No sooner had he said the words than the man, a long, lanky fellow, darted off followed by a companion whom the boy had not before noticed, but who was plain enough now to be seen and also to be remembered, for he was a Chinaman, pigtail and all complete.
Perhaps the arab would have remarked him still more had not the whole of his faculties been absorbed by the fact that the tall man had run away without giving him the sixpence he had promised. Determined not to be done out of his rightful earnings he first shouted, and no notice being taken, commenced also to run. But the fog had become so thick he found it no easy matter to see more than two or three yards before him, and after vainly striving to discover the two men gave up the search in despair.
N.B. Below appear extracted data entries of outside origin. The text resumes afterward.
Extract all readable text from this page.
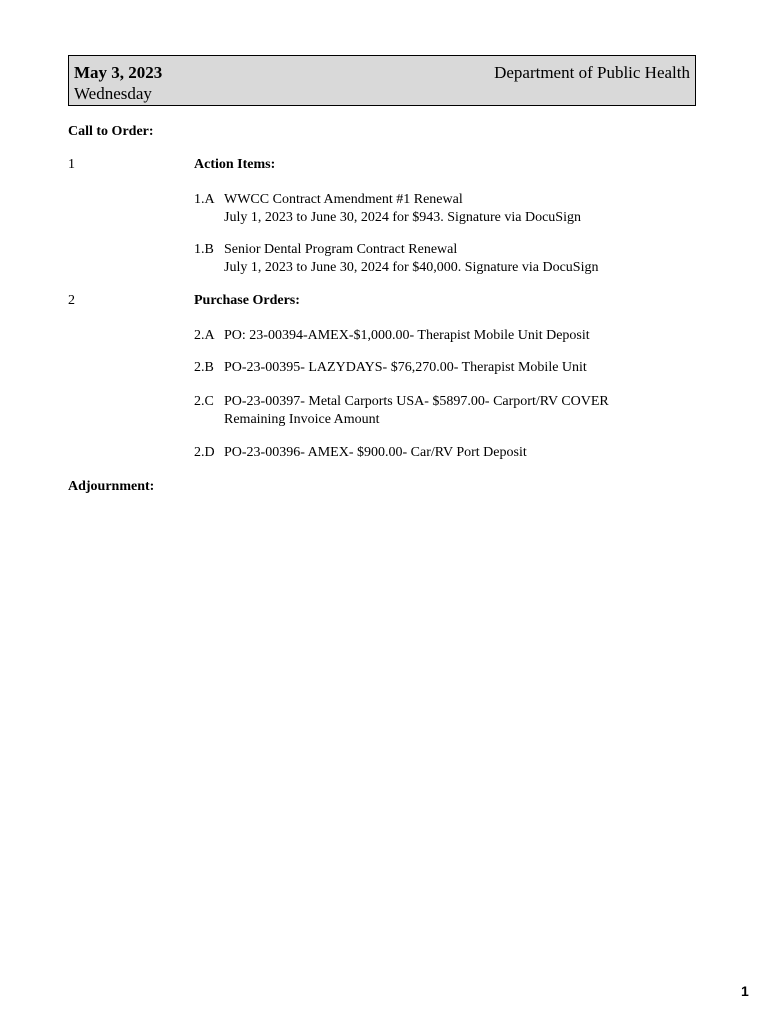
May 3, 2023
Wednesday
Department of Public Health
Call to Order:
1	Action Items:
1.A WWCC Contract Amendment #1 Renewal
July 1, 2023 to June 30, 2024 for $943. Signature via DocuSign
1.B Senior Dental Program Contract Renewal
July 1, 2023 to June 30, 2024 for $40,000. Signature via DocuSign
2	Purchase Orders:
2.A PO: 23-00394-AMEX-$1,000.00- Therapist Mobile Unit Deposit
2.B PO-23-00395- LAZYDAYS- $76,270.00- Therapist Mobile Unit
2.C PO-23-00397- Metal Carports USA- $5897.00- Carport/RV COVER
Remaining Invoice Amount
2.D PO-23-00396- AMEX- $900.00- Car/RV Port Deposit
Adjournment:
1
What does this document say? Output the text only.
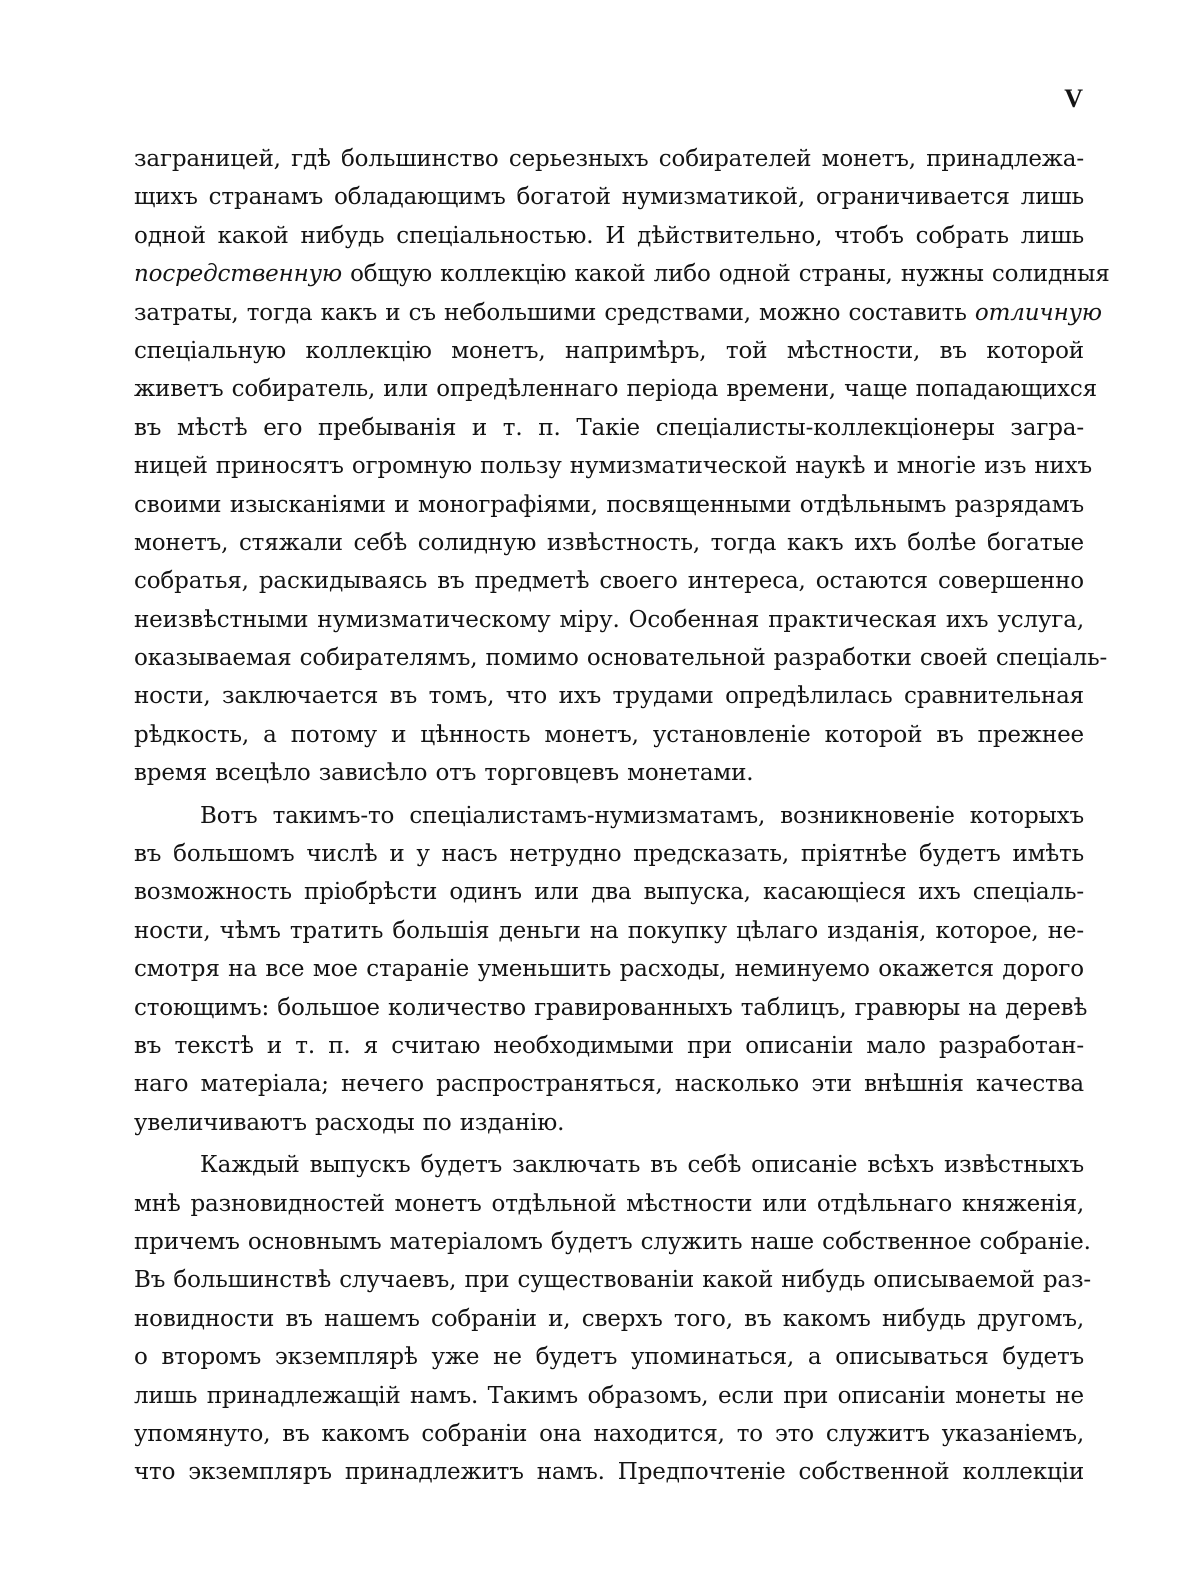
V
заграницей, гдѣ большинство серьезныхъ собирателей монетъ, принадлежа-
щихъ странамъ обладающимъ богатой нумизматикой, ограничивается лишь
одной какой нибудь спеціальностью. И дѣйствительно, чтобъ собрать лишь
посредственную общую коллекцію какой либо одной страны, нужны солидныя
затраты, тогда какъ и съ небольшими средствами, можно составить отличную
спеціальную коллекцію монетъ, напримѣръ, той мѣстности, въ которой
живетъ собиратель, или опредѣленнаго періода времени, чаще попадающихся
въ мѣстѣ его пребыванія и т. п. Такіе спеціалисты-коллекціонеры загра-
ницей приносятъ огромную пользу нумизматической наукѣ и многіе изъ нихъ
своими изысканіями и монографіями, посвященными отдѣльнымъ разрядамъ
монетъ, стяжали себѣ солидную извѣстность, тогда какъ ихъ болѣе богатые
собратья, раскидываясь въ предметѣ своего интереса, остаются совершенно
неизвѣстными нумизматическому міру. Особенная практическая ихъ услуга,
оказываемая собирателямъ, помимо основательной разработки своей спеціаль-
ности, заключается въ томъ, что ихъ трудами опредѣлилась сравнительная
рѣдкость, а потому и цѣнность монетъ, установленіе которой въ прежнее
время всецѣло зависѣло отъ торговцевъ монетами.
Вотъ такимъ-то спеціалистамъ-нумизматамъ, возникновеніе которыхъ
въ большомъ числѣ и у насъ нетрудно предсказать, пріятнѣе будетъ имѣть
возможность пріобрѣсти одинъ или два выпуска, касающіеся ихъ спеціаль-
ности, чѣмъ тратить большія деньги на покупку цѣлаго изданія, которое, не-
смотря на все мое стараніе уменьшить расходы, неминуемо окажется дорого
стоющимъ: большое количество гравированныхъ таблицъ, гравюры на деревѣ
въ текстѣ и т. п. я считаю необходимыми при описаніи мало разработан-
наго матеріала; нечего распространяться, насколько эти внѣшнія качества
увеличиваютъ расходы по изданію.
Каждый выпускъ будетъ заключать въ себѣ описаніе всѣхъ извѣстныхъ
мнѣ разновидностей монетъ отдѣльной мѣстности или отдѣльнаго княженія,
причемъ основнымъ матеріаломъ будетъ служить наше собственное собраніе.
Въ большинствѣ случаевъ, при существованіи какой нибудь описываемой раз-
новидности въ нашемъ собраніи и, сверхъ того, въ какомъ нибудь другомъ,
о второмъ экземплярѣ уже не будетъ упоминаться, а описываться будетъ
лишь принадлежащій намъ. Такимъ образомъ, если при описаніи монеты не
упомянуто, въ какомъ собраніи она находится, то это служитъ указаніемъ,
что экземпляръ принадлежитъ намъ. Предпочтеніе собственной коллекціи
Now the boy, as I have said, had no shoes and stockings on his feet, and his steps consequently made no noise. It was therefore not surprising that he should suddenly come upon the very people whom he was seeking, without himself being observed. But strange to say, when he made this discovery he said not a word, and you will presently see the reason.
From the hurry the tall man was in, one would naturally suppose he would make all possible haste to overtake the person he wanted. The boy, therefore, was greatly surprised to see him creeping cautiously close to the houses, followed at a short distance by the pig-tailed Chinaman.
To a boy accustomed to good clothes, to good dinners and to a comfortable home, this cautious method of walking might not have suggested anything in particular; but to our ragged young friend, who had been accustomed to make his home in the streets, and those streets the streets about Ratcliff Highway, it meant a great deal.
“My eye,” muttered the boy, “if they ain’t after that old gent as gave me the copper! I know’d the tall chap warn’t no good or he wouldn’t ha’ cheated me. And the sneaking Chaneyman too. I’ll spoil their game if I can, that I will.”